The New Zealand dollar ran hot again yesterday, hitting another post-float high on its Trade-Weighted Index (TWI) and raising the possibility of overt Reserve Bank intervention to bring it back down.
The currency hit a record 79 on the index, which measures the Kiwi against the currencies of New Zealand's main trading partners.
The currency also made solid gains against the US dollar, trading at US85.9c - its highest point since August 2011.
A poorer-than-expected jobs report in Australia saw the cross rate gain in New Zealand's favour to A81.75c from A81.30c just before the report's release. The cross rate has gained about A3c in a month.
Dealers said the New Zealand dollar was being driven by foreign investors' appetite for yield, given the zero or near zero interest rates available in Japan and the United States, and a relatively positive New Zealand economic story.
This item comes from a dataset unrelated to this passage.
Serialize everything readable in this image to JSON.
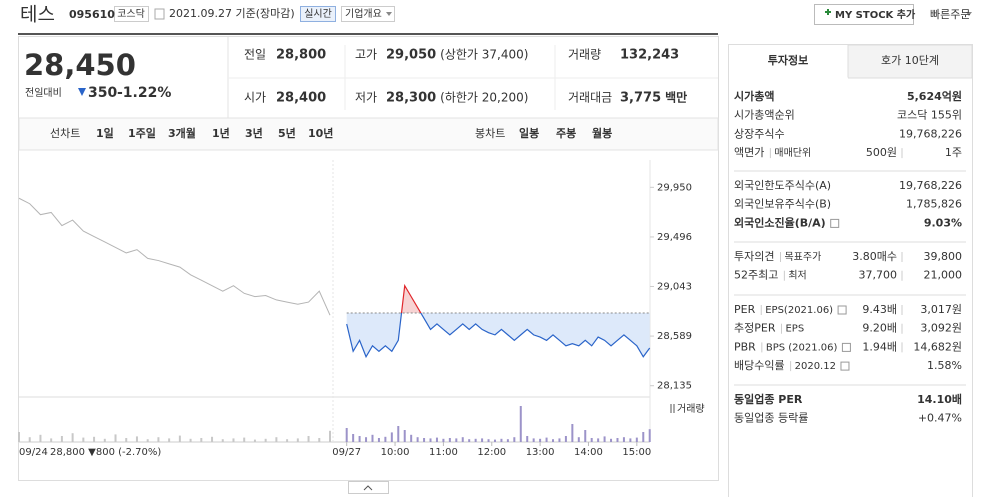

Assuming no more Cyprus-style upsets on world markets, dealers expect the currency to break its post-float record high of US88.40c some time this year.
Westpac senior currency strategist Imre Speizer said the currency met all but one of the Reserve Bank's intervention criteria.
For the bank to act, the exchange rate must be exceptionally high or low and unjustified by economic fundamentals. Intervention must be also consistent with the Policy Targets Agreement the bank has with the Government.
According to its guidelines, conditions in markets must be opportune and allow intervention a reasonable chance of success.
Speizer said the currency "ticked all the boxes" except for the last one. "Would it be opportune? That's arguable," he said.